One workaround is to add will ?local=true (ipfs-cluster-ctl add --local…). This will upload direclty only to the local node. The file will be replicated by pinning it in other places and retrieved via bitswap.
@hector , actually the haproxy setting is not 100% working, our service publishes daily and I am still getting failures. I am starting to think that it gets stuck and fails no matter at which timeout, no failures are happening after 60m+ even thou when there is success publishing takes around 30 minutes.
I am tempted to test to deliver without SSL termination, and see what happens.
the cluster is only 2 nodes: datacenter and lab, I don’t think we have bandwidth issues, the car is very small… if I scp the CAR file to the datacenter it takes only seconds.
/ # ipfs-cluster-ctl -v
ipfs-cluster-ctl version 0.14.5
I am aware of the local=true option, but the idea is to publish and then update dns entries knowing that the nodes are ready to receive traffic for content already pinned. It is a nice functionality.
The CAR is 50mb (did not realize that it was zipped by gitlab, which is 12mb). Once un-car’ed it is 199Mb with 25K files in 24K directories. Mainly JSON files.
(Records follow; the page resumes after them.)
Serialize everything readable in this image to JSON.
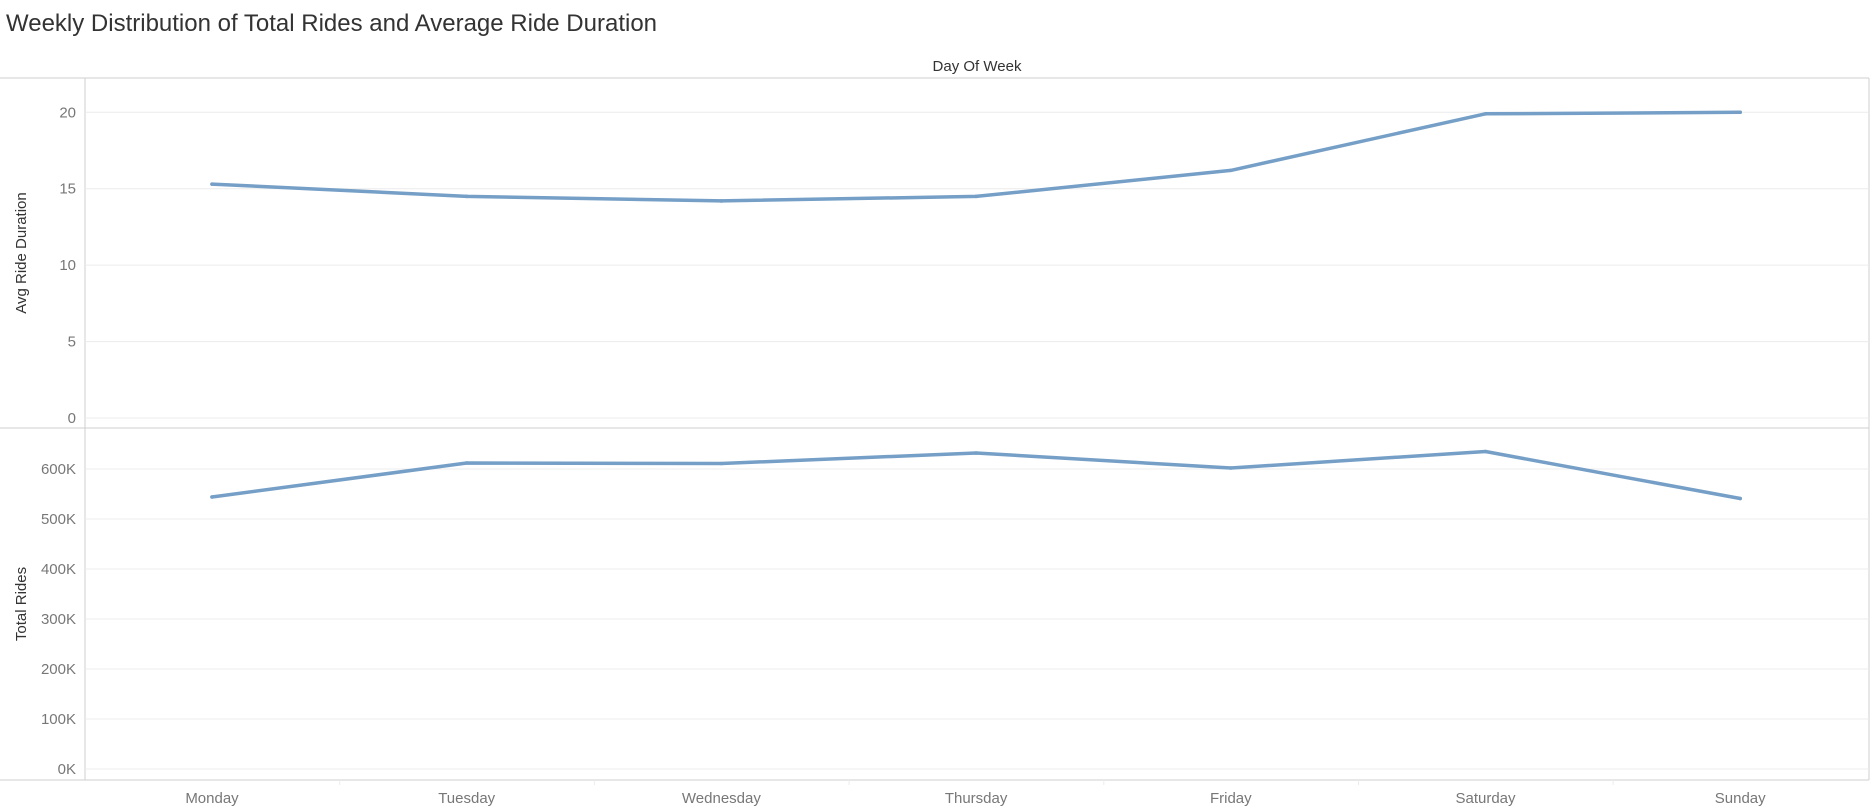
{
  "title": "Weekly Distribution of Total Rides and Average Ride Duration",
  "colors": {
    "line": "#759fc6",
    "grid": "#ececec",
    "border": "#cfcfcf",
    "tick_text": "#777777",
    "axis_text": "#333333"
  },
  "chart_data": {
    "type": "line",
    "title": "Weekly Distribution of Total Rides and Average Ride Duration",
    "xlabel": "Day Of Week",
    "categories": [
      "Monday",
      "Tuesday",
      "Wednesday",
      "Thursday",
      "Friday",
      "Saturday",
      "Sunday"
    ],
    "panels": [
      {
        "ylabel": "Avg Ride Duration",
        "ylim": [
          0,
          21
        ],
        "yticks": [
          0,
          5,
          10,
          15,
          20
        ],
        "ytick_labels": [
          "0",
          "5",
          "10",
          "15",
          "20"
        ],
        "values": [
          15.3,
          14.5,
          14.2,
          14.5,
          16.2,
          19.9,
          20.0
        ]
      },
      {
        "ylabel": "Total Rides",
        "ylim": [
          0,
          670000
        ],
        "yticks": [
          0,
          100000,
          200000,
          300000,
          400000,
          500000,
          600000
        ],
        "ytick_labels": [
          "0K",
          "100K",
          "200K",
          "300K",
          "400K",
          "500K",
          "600K"
        ],
        "values": [
          544000,
          612000,
          611000,
          632000,
          602000,
          635000,
          541000
        ]
      }
    ],
    "grid": true,
    "legend": "none"
  }
}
If you want to browse an example: use CID bafybeihhaxdfv6lnbyln7z2nwwo4wzb5myhnrfv5afayqr3c2jobfyvrqq
This is a very old version. Back in this version, adding a file meant one block/put request for each block in it. Your files are specially block-heavy. This is probably the reason it takes forever. Upgrade to the latest cluster version and try again, see how long it takes.